Pour la rivalité psychiatres, psychanalyste : le psychisme de ces malades est caractérisé par un trop grand attachement à la mère qui expliquerait leur hyperémotivité. Mais on retrouve ce fait chez d'autres que les asthmatiques.
D'après Kourilsky :
- le stimulus provient d'un conflit de frustrations, connu du sujet, mais dont il ignore la relation avec le trouble respiratoire.
- La frustration s'exerce sur des pulsions considérées comme essentielles et le sujet ne peut ni accepter ni faire cesser ce blocage.
- L'émotion anxieuse est alors investie dans le système nerveux viscéral régulateur de la respiration.
- La résolution définitive ou imparfaite du conflit débouchera sur une amélioration totale ou partielle, sauf dans le cas où les tests de personnalité révèlent chez le sujet des dispositions anormales, telles que dépression grave, immaturité, état paranoïde.
- L'extrême variabilité de l'asthme réside donc dans la permanence de la modulation psychophysiologique des symptômes par l'anxiété conflictuelle.
Il dit en conclusion :
- Il ne fait pas de doute que l'hypersensibilité est un chaînon intermédiaire d'une grande importance et que la modulation psychophysiologique est une des clés de l'intensité et de l'évolution, alors que les autres influences externes et internes sont mineures.
- L'asthme est d'avantage un état qu' une maladie. il tient à l'homme, à sa personnalité, à ses régulations affectives les plus profondes, à l'héritage génétique d'un terrain allergique.

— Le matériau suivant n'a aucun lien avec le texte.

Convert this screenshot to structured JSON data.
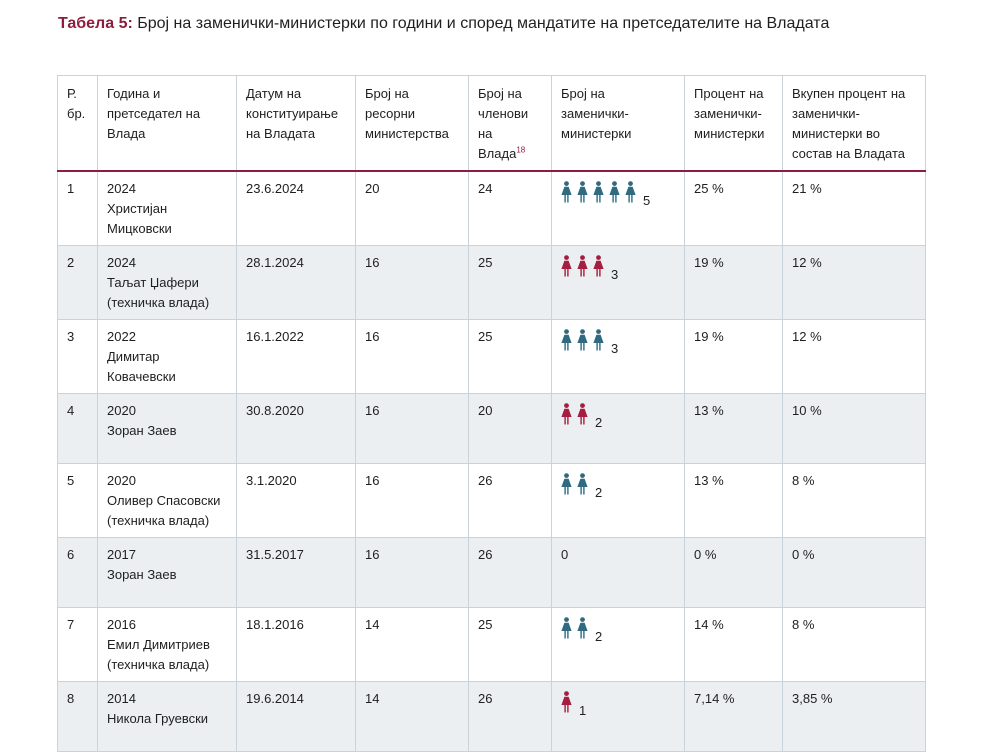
{
  "title": {
    "prefix": "Табела 5:",
    "text": "Број на заменички-министерки по години и според мандатите на претседателите на Владата"
  },
  "colors": {
    "accent": "#8c1d3e",
    "icon_teal": "#2e6b80",
    "icon_red": "#a51d3f",
    "row_alt": "#ebeff2",
    "border": "#c9d3dc"
  },
  "headers": {
    "no": "Р. бр.",
    "year": "Година и претседател на Влада",
    "date": "Датум на конституирање на Владата",
    "ministries": "Број на ресорни министерства",
    "members": "Број на членови на Влада",
    "members_footnote": "18",
    "deputies": "Број на заменички-министерки",
    "percent": "Процент на заменички-министерки",
    "total_percent": "Вкупен процент на заменички-министерки во состав на Владата"
  },
  "rows": [
    {
      "no": "1",
      "year": "2024",
      "pm": "Христијан Мицковски",
      "note": "",
      "date": "23.6.2024",
      "ministries": "20",
      "members": "24",
      "deputies_count": 5,
      "deputies_label": "5",
      "icon_color": "teal",
      "icon_name": "woman-icon",
      "percent": "25 %",
      "total": "21 %"
    },
    {
      "no": "2",
      "year": "2024",
      "pm": "Таљат Џафери",
      "note": "(техничка влада)",
      "date": "28.1.2024",
      "ministries": "16",
      "members": "25",
      "deputies_count": 3,
      "deputies_label": "3",
      "icon_color": "red",
      "icon_name": "woman-icon",
      "percent": "19 %",
      "total": "12 %"
    },
    {
      "no": "3",
      "year": "2022",
      "pm": "Димитар Ковачевски",
      "note": "",
      "date": "16.1.2022",
      "ministries": "16",
      "members": "25",
      "deputies_count": 3,
      "deputies_label": "3",
      "icon_color": "teal",
      "icon_name": "woman-icon",
      "percent": "19 %",
      "total": "12 %"
    },
    {
      "no": "4",
      "year": "2020",
      "pm": "Зоран Заев",
      "note": "",
      "date": "30.8.2020",
      "ministries": "16",
      "members": "20",
      "deputies_count": 2,
      "deputies_label": "2",
      "icon_color": "red",
      "icon_name": "woman-icon",
      "percent": "13 %",
      "total": "10 %"
    },
    {
      "no": "5",
      "year": "2020",
      "pm": "Оливер Спасовски",
      "note": "(техничка влада)",
      "date": "3.1.2020",
      "ministries": "16",
      "members": "26",
      "deputies_count": 2,
      "deputies_label": "2",
      "icon_color": "teal",
      "icon_name": "woman-icon",
      "percent": "13 %",
      "total": "8 %"
    },
    {
      "no": "6",
      "year": "2017",
      "pm": "Зоран Заев",
      "note": "",
      "date": "31.5.2017",
      "ministries": "16",
      "members": "26",
      "deputies_count": 0,
      "deputies_label": "0",
      "icon_color": "teal",
      "icon_name": "woman-icon",
      "percent": "0 %",
      "total": "0 %"
    },
    {
      "no": "7",
      "year": "2016",
      "pm": "Емил Димитриев",
      "note": "(техничка влада)",
      "date": "18.1.2016",
      "ministries": "14",
      "members": "25",
      "deputies_count": 2,
      "deputies_label": "2",
      "icon_color": "teal",
      "icon_name": "woman-icon",
      "percent": "14 %",
      "total": "8 %"
    },
    {
      "no": "8",
      "year": "2014",
      "pm": "Никола Груевски",
      "note": "",
      "date": "19.6.2014",
      "ministries": "14",
      "members": "26",
      "deputies_count": 1,
      "deputies_label": "1",
      "icon_color": "red",
      "icon_name": "woman-icon",
      "percent": "7,14 %",
      "total": "3,85 %"
    }
  ]
}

- Il tourmentera encore longtemps l'espèce humaine mais il est de mieux en mieux compris et contrôlé.
Qu'en dit un autre spécialiste ?
Respiration ralentie par gêne expiratoire.
« Ici les phénomènes semblent inverses de l'état normal : l'inspiration est courte et silencieuse, tandis que l'expiration, prolongée, pénible et bruyante, exige un effort manifeste. », « Dans la crise d'asthme, les phénomènes sont plus complexes : il y a simultanément spasme des muscles inspirateurs, contracture des anneaux musculaires de Reissessen et hypersécrétion bronchique. »

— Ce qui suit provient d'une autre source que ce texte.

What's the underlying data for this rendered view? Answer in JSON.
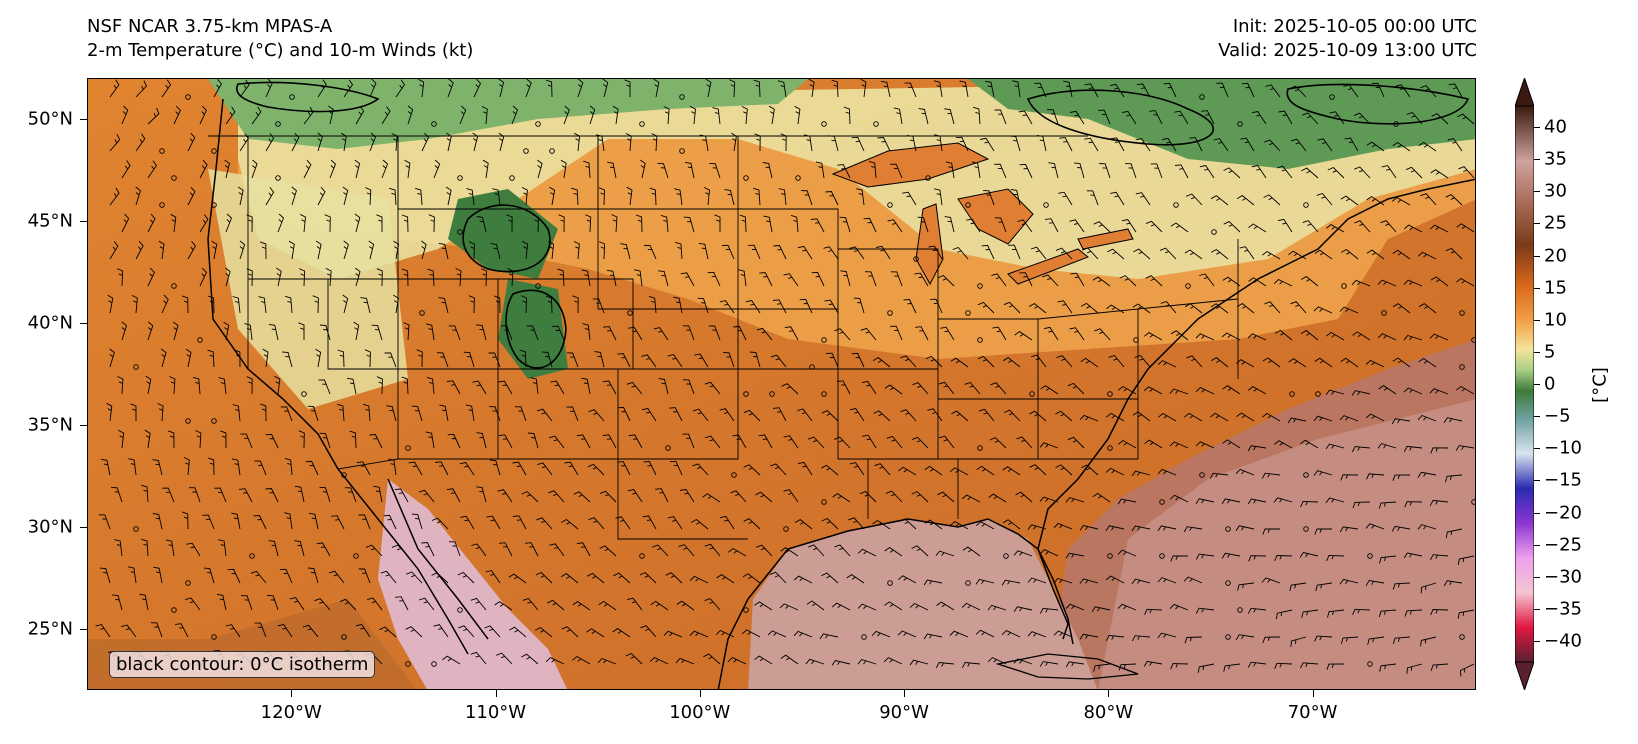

« La crise débute par une toux sèche avec sensation de gêne intrathoracique ; l'inspiration est relativement facile, mais courte et superficielle ; l'expiration, prolongée et sifflante, est incomplète : les poumons ne peuvent se vider de l'air qui les remplit ; bientôt la poitrine est dilatée au maximum, les muscles inspirateurs accessoires, scalènes et sterno-mastoïdiens, se tendent comme des cordes ; le visage est cyanosé. » (cf. Barth)
Commentaires
Existe-t-il d'autre forme de dyspnée ?
Cette dernière description est particulièrement intéressante, elle va me permettre de soulever un problème qui passe pratiquement inaperçu : la dyspnée inspiratoire, qui est considérée (à tort) comme de l'asthme*. Dans ce cas les phénomènes constatés sont à l'inverse de ceux décrits par Barth : l'inspiration est prolongée et bruyante, nécessitant un effort manifeste, provocant une dépression au niveau du creux sus-sternal ; par contre l'expiration est courte et silencieuse.
*Il existe, à l'origine de cette dyspnée, un spasme pharyngé (qui est démontré dans mon livre) provoqué par une compression du glosso-pharyngien due à une malposition particulière de l'axis sous l'occiput. Vous et votre santé, n° 20, février 1995, «Le test du contontige».